A restauração fora uma fase intermediária, das difíceis de definir, daquelas em que há fadiga, zumbido, murmúrios, sono, tumulto, e que não são outra coisa senão a chegada de uma grande nação ao fim da marcha. Estas épocas são singulares e iludem os políticos que querem explorá-las. Em começo não pede a nação senão repouso; não tem senão sede de paz e ambição de ser pequena; o que é a tradução de permanecer tranquila. Grandes acontecimentos, grandes acasos, grandes aventuras, grandes homens, graças a Deus, têm-se visto de mais; está-se farto deles até aos olhos. Trocar-se-ia César por Prússias e Napoleão pelo rei d'Yvetot. «Que bom reizinho era aquele!» Marchou-se desde o romper da aurora, está-se no fim de um dia longo e rude; teve-se o primeiro descanso com Mirabeau, o segundo com Robespierre, e o terceiro com Bonaparte; está-se estafado. O que cada um pede é uma cama. As dedicações cansadas, os heroísmos envelhecidos, as ambições saciadas, reclamam, imploram, solicitam; o quê, uma pousada? Obtêm-na. Apoderam-se da paz, da tranquilidade, do descanso; ei-los contentes. Entretanto e ao mesmo tempo surgem certos factos, fazem-se reconhecer, e batem também à porta. Estes factos saíram das revoluções e das guerras, existem, vivem, têm o direito de se estabelecer na sociedade e estabelecerem-se; e a maior parte do tempo são os factos os quartéis-mestres e os furriéis, que não fazem mais do que preparar o aquartelamento para os princípios.

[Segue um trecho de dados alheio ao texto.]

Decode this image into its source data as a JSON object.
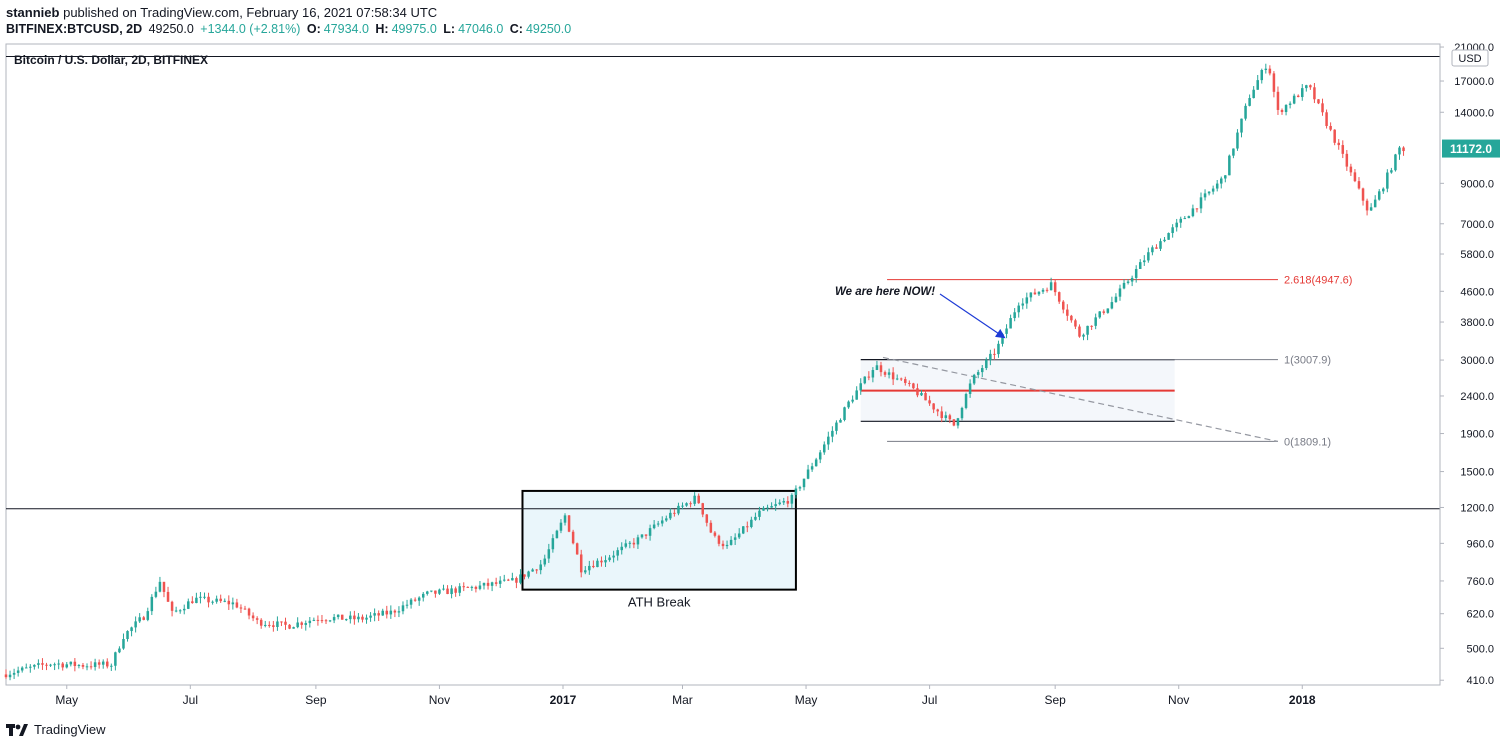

Eis o que aparece aos olhos dos filósofos.
Ao mesmo tempo que os homens fatigados pedem descanso, os factos consumados exigem garantias. As garantias para os factos são a mesma coisa que o descanso para os homens.

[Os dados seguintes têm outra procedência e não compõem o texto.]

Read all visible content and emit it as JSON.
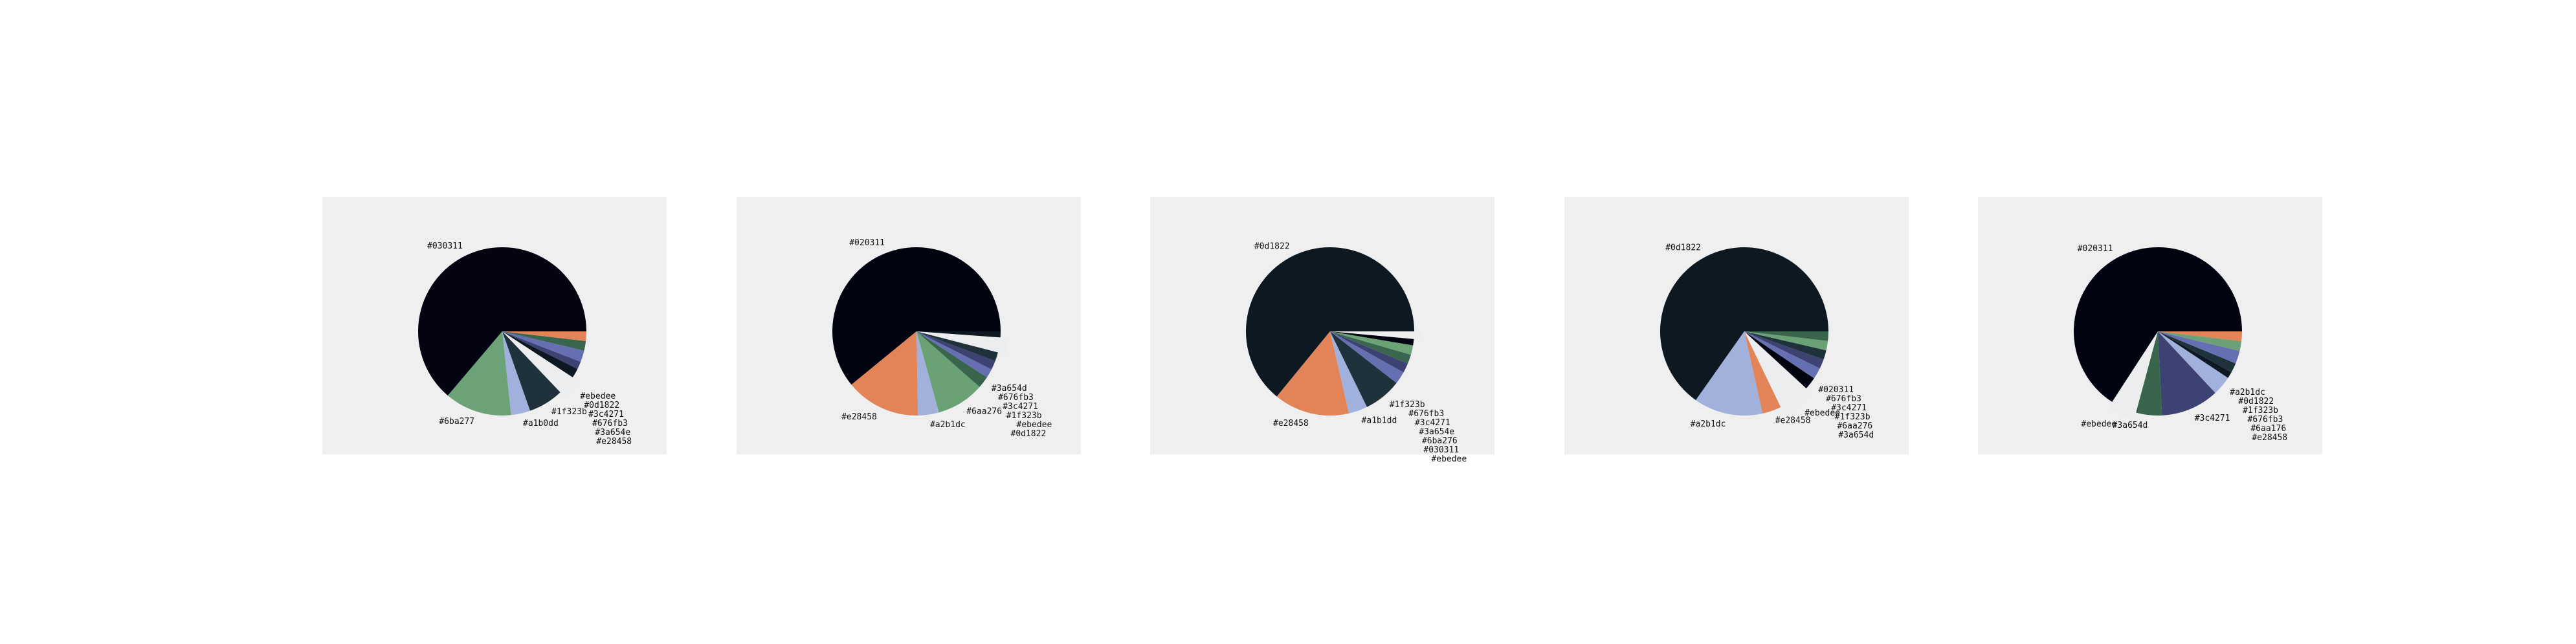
{
  "chart_data": [
    {
      "type": "pie",
      "title": "",
      "slices": [
        {
          "label": "#030311",
          "value": 52.0,
          "color": "#030311"
        },
        {
          "label": "#6ba277",
          "value": 10.5,
          "color": "#6ba277"
        },
        {
          "label": "#a1b0dd",
          "value": 3.0,
          "color": "#a1b0dd"
        },
        {
          "label": "#1f323b",
          "value": 5.5,
          "color": "#1f323b"
        },
        {
          "label": "#ebedee",
          "value": 3.0,
          "color": "#ebedee",
          "explode": true
        },
        {
          "label": "#0d1822",
          "value": 1.5,
          "color": "#0d1822"
        },
        {
          "label": "#3c4271",
          "value": 1.2,
          "color": "#3c4271"
        },
        {
          "label": "#676fb3",
          "value": 1.8,
          "color": "#676fb3"
        },
        {
          "label": "#3a654e",
          "value": 1.5,
          "color": "#3a654e"
        },
        {
          "label": "#e28458",
          "value": 1.5,
          "color": "#e28458"
        }
      ]
    },
    {
      "type": "pie",
      "title": "",
      "slices": [
        {
          "label": "#020311",
          "value": 53.0,
          "color": "#020311"
        },
        {
          "label": "#e28458",
          "value": 12.5,
          "color": "#e28458"
        },
        {
          "label": "#a2b1dc",
          "value": 3.5,
          "color": "#a2b1dc"
        },
        {
          "label": "#6aa276",
          "value": 8.0,
          "color": "#6aa276"
        },
        {
          "label": "#3a654d",
          "value": 2.0,
          "color": "#3a654d"
        },
        {
          "label": "#676fb3",
          "value": 1.5,
          "color": "#676fb3"
        },
        {
          "label": "#3c4271",
          "value": 1.5,
          "color": "#3c4271"
        },
        {
          "label": "#1f323b",
          "value": 1.5,
          "color": "#1f323b"
        },
        {
          "label": "#ebedee",
          "value": 2.5,
          "color": "#ebedee",
          "explode": true
        },
        {
          "label": "#0d1822",
          "value": 1.0,
          "color": "#0d1822"
        }
      ]
    },
    {
      "type": "pie",
      "title": "",
      "slices": [
        {
          "label": "#0d1822",
          "value": 53.0,
          "color": "#0d1822"
        },
        {
          "label": "#e28458",
          "value": 12.0,
          "color": "#e28458"
        },
        {
          "label": "#a1b1dd",
          "value": 3.0,
          "color": "#a1b1dd"
        },
        {
          "label": "#1f323b",
          "value": 6.0,
          "color": "#1f323b"
        },
        {
          "label": "#676fb3",
          "value": 2.0,
          "color": "#676fb3"
        },
        {
          "label": "#3c4271",
          "value": 1.5,
          "color": "#3c4271"
        },
        {
          "label": "#3a654e",
          "value": 1.5,
          "color": "#3a654e"
        },
        {
          "label": "#6ba276",
          "value": 1.5,
          "color": "#6ba276"
        },
        {
          "label": "#030311",
          "value": 1.0,
          "color": "#030311"
        },
        {
          "label": "#ebedee",
          "value": 1.2,
          "color": "#ebedee",
          "explode": true
        }
      ]
    },
    {
      "type": "pie",
      "title": "",
      "slices": [
        {
          "label": "#0d1822",
          "value": 54.0,
          "color": "#0d1822"
        },
        {
          "label": "#a2b1dc",
          "value": 11.0,
          "color": "#a2b1dc"
        },
        {
          "label": "#e28458",
          "value": 3.0,
          "color": "#e28458"
        },
        {
          "label": "#ebedee",
          "value": 5.0,
          "color": "#ebedee",
          "explode": true
        },
        {
          "label": "#020311",
          "value": 2.0,
          "color": "#020311"
        },
        {
          "label": "#676fb3",
          "value": 1.8,
          "color": "#676fb3"
        },
        {
          "label": "#3c4271",
          "value": 1.5,
          "color": "#3c4271"
        },
        {
          "label": "#1f323b",
          "value": 1.5,
          "color": "#1f323b"
        },
        {
          "label": "#6aa276",
          "value": 1.5,
          "color": "#6aa276"
        },
        {
          "label": "#3a654d",
          "value": 1.5,
          "color": "#3a654d"
        }
      ]
    },
    {
      "type": "pie",
      "title": "",
      "slices": [
        {
          "label": "#020311",
          "value": 53.0,
          "color": "#020311"
        },
        {
          "label": "#ebedee",
          "value": 4.0,
          "color": "#ebedee",
          "explode": true
        },
        {
          "label": "#3a654d",
          "value": 4.0,
          "color": "#3a654d"
        },
        {
          "label": "#3c4271",
          "value": 9.0,
          "color": "#3c4271"
        },
        {
          "label": "#a2b1dc",
          "value": 3.0,
          "color": "#a2b1dc"
        },
        {
          "label": "#0d1822",
          "value": 1.0,
          "color": "#0d1822"
        },
        {
          "label": "#1f323b",
          "value": 1.5,
          "color": "#1f323b"
        },
        {
          "label": "#676fb3",
          "value": 2.0,
          "color": "#676fb3"
        },
        {
          "label": "#6aa176",
          "value": 1.5,
          "color": "#6aa176"
        },
        {
          "label": "#e28458",
          "value": 1.5,
          "color": "#e28458"
        }
      ]
    }
  ]
}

Era o que a Inglaterra pedia aos Stuarts depois do Protector: era o que a França pedia aos Bourbons depois do Império.
Estas garantias são uma necessidade dos tempos.
É indispensável concedê-las. Os príncipes «outorgam-nas»; mas na realidade é a força das coisas quem as dá. Verdade profunda e útil, que deve saber-se, que os Stuarts nunca suspeitaram em 1662, e que os Bourbons nunca entreviram nem mesmo em 1814.

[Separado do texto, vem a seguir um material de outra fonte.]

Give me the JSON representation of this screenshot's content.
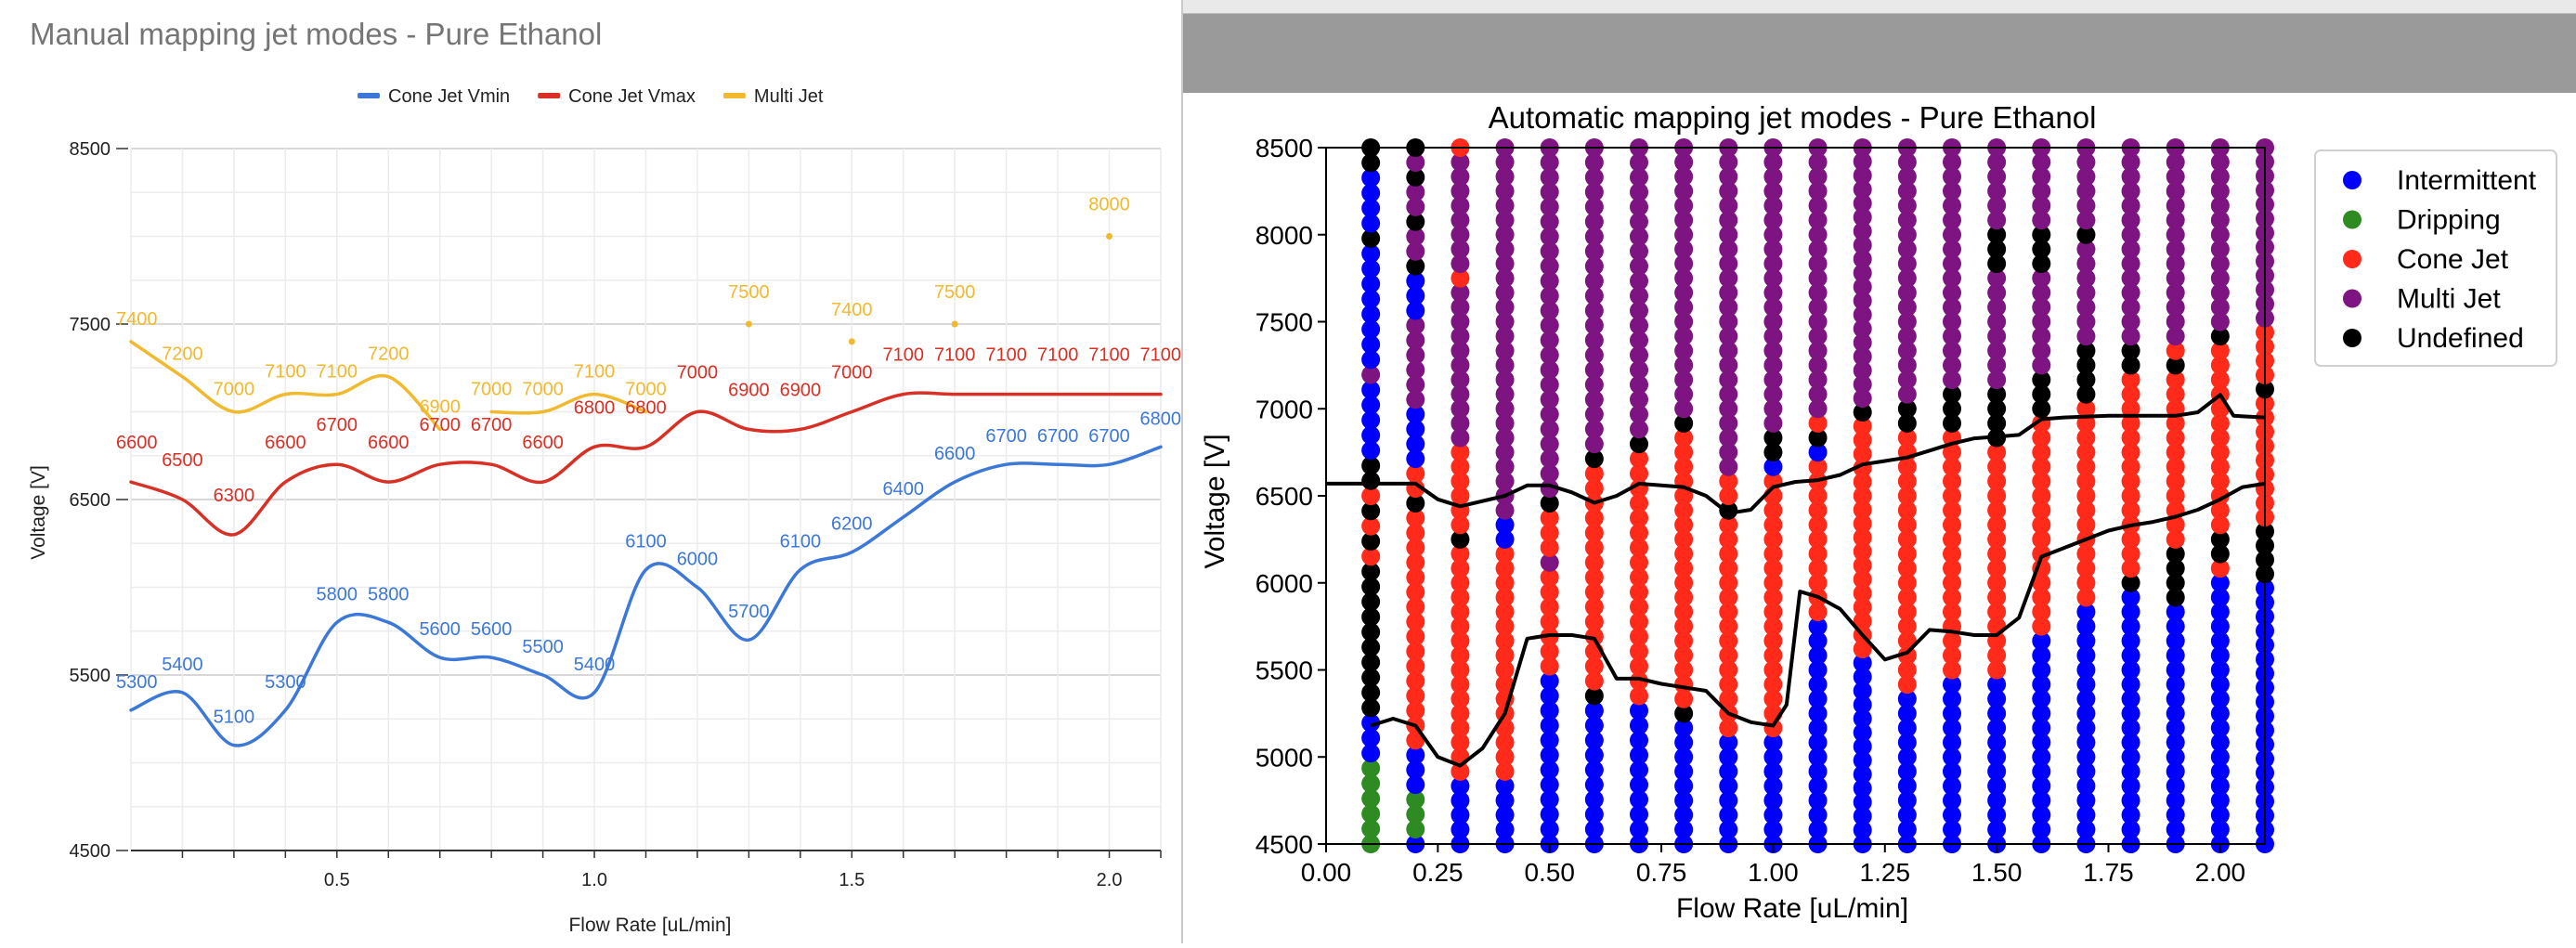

A família predestinada que voltou à França quando Napoleão desabou, teve a simplicidade fatal de acreditar que era ela quem dava e que podia tirar o que tinha dado; que a casa de Bourbon possuía o direito divino, e que a França não possuía nada; que o direito político concedido na carta de Luís XVIII não era mais do que um ramo do direito divino, arrancado pela casa de Bourbon e graciosamente dado ao povo, que o conservaria até ao dia em que aprouvesse ao rei apoderar-se novamente dele. Todavia, a casa de Bourbon pelo desprazer que uma tal dádiva lhe causava, deveria ter conhecido que não partira dela.
Foi rabugenta no século XIX. Fez má cara a cada nova expansão da nação. Para nos servirmos da frase trivial, isto é, popular e verdadeira, resmungou. O povo viu-o.
Acreditou que tinha força, porque o império lhe fora tirado da frente como um bastidor de teatro. Não conheceu que fora trazida pelo mesmo modo. Não viu que estava na mesma mão que tirara dali Napoleão.